6. Limitations and Prospective Directions
ADS currently targets DomiKnowS and is tightly coupled to its API, conceptual graph abstractions, and symbolic constraint language. Extension to other NeSy libraries (e.g., DeepProbLog, Scallop, Pylon) would require automated component discovery in alternate APIs and development of new retrieval corpora. Dependence on high-reasoning LLMs can limit effectiveness in large-scale or unusual symbolic domains, and current RAG strategies may require augmentation with external ontologies for comprehensive coverage.

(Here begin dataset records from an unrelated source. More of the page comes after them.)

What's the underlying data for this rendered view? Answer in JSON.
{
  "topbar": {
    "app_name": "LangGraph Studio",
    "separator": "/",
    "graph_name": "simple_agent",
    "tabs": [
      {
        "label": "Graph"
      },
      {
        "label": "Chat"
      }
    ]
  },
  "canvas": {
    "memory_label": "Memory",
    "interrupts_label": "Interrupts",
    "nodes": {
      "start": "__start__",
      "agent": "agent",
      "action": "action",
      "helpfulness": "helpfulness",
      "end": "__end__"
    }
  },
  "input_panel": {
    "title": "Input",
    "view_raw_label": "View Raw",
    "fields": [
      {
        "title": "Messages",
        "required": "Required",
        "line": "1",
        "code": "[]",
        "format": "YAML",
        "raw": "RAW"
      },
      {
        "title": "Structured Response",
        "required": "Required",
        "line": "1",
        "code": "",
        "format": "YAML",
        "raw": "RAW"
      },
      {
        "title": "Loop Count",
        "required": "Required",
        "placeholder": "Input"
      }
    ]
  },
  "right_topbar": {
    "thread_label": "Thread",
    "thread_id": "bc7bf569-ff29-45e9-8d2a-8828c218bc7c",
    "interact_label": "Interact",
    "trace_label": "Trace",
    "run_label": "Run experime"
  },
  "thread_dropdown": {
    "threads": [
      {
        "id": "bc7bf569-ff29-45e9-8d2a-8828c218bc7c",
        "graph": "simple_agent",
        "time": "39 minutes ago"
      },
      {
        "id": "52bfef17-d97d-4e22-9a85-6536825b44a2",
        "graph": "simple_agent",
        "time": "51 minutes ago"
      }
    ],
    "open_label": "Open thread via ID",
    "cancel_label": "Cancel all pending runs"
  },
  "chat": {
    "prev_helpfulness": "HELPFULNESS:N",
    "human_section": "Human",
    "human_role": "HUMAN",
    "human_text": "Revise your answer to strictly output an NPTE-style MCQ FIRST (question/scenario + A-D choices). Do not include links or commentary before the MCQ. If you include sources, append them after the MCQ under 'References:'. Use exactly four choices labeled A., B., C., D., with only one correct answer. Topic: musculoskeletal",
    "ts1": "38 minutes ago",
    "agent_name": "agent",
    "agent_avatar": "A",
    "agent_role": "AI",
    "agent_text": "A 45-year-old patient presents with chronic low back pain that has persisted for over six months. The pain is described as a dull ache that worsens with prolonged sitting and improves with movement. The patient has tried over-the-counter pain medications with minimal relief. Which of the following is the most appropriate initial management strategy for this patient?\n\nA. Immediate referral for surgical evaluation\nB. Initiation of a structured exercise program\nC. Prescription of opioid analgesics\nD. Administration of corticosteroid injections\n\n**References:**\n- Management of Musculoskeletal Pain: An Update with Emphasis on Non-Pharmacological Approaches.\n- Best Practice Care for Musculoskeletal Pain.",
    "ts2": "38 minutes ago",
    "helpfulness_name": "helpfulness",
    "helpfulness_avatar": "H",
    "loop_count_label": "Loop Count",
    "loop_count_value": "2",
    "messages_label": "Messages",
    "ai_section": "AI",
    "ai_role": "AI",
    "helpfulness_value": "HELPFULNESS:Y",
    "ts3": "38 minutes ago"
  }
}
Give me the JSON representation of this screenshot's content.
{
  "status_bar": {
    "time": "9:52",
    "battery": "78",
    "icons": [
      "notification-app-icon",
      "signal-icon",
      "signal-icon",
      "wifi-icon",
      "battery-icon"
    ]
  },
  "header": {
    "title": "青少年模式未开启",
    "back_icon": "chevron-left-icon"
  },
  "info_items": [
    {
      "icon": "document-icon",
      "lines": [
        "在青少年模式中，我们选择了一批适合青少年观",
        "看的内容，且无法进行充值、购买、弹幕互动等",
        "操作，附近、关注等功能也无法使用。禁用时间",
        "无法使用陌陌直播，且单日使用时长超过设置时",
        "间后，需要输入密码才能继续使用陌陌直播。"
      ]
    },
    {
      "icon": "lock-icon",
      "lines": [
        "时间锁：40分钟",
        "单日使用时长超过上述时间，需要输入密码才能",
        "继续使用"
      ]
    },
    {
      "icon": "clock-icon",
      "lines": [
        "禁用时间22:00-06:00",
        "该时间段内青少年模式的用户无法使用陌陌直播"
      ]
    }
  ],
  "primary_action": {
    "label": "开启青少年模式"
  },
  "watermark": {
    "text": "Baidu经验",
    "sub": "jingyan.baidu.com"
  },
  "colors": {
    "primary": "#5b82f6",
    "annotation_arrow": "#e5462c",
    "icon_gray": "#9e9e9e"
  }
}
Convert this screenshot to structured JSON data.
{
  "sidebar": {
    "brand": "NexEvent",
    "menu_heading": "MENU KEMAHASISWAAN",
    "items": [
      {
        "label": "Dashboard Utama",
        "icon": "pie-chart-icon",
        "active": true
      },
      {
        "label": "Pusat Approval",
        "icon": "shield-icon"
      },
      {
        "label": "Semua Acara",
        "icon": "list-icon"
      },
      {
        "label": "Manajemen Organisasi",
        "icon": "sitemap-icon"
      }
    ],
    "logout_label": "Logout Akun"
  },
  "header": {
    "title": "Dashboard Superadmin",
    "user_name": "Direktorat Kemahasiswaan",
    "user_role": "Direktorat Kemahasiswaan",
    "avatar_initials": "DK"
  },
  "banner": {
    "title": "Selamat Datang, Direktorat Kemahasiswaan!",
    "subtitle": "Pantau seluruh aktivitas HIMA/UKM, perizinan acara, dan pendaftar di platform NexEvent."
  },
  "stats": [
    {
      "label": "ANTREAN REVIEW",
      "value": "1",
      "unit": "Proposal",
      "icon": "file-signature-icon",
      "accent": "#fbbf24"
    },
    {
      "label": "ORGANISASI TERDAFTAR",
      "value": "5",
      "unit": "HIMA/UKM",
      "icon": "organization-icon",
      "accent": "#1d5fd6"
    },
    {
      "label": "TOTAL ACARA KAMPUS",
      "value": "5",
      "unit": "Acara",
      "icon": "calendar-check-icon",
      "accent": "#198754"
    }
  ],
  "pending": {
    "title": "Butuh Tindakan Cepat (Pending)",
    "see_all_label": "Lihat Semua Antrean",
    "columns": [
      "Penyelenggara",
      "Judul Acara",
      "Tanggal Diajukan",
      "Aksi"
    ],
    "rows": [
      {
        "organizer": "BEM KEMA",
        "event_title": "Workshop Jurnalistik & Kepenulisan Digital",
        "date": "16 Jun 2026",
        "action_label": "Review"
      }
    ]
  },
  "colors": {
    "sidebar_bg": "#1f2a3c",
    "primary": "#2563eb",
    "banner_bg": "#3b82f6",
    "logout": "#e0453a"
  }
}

Handling domains with more complex logic (e.g., higher-order logics, dynamic rule generation) may exceed the scope of the current agent-review loop. Planned improvements include richer user interfaces for visual constraint editing, enhanced provenance tracking, deeper integration with debuggers, and generalization of the agentic pipeline to support zero-touch synthesis across diverse NeSy frameworks by programmatic interface discovery and RAG corpus construction (Nafar et al., 2 Jan 2026).
7. Significance and Implications
By modularizing neuro-symbolic program synthesis into coordinated agentic stages—retrieval, graph synthesis, automatic/semantic/self-refinement, and program assembly—ADS significantly reduces development time and lowers the technical barrier for declarative NeSy program design. Non-expert users can generate correct, executable DomiKnowS programs in minutes, while experts retain the option to intervene selectively at points of high domain complexity. This suggests a substantial shift in the accessibility and scalability of neuro-symbolic methods for complex, constraint-driven reasoning tasks.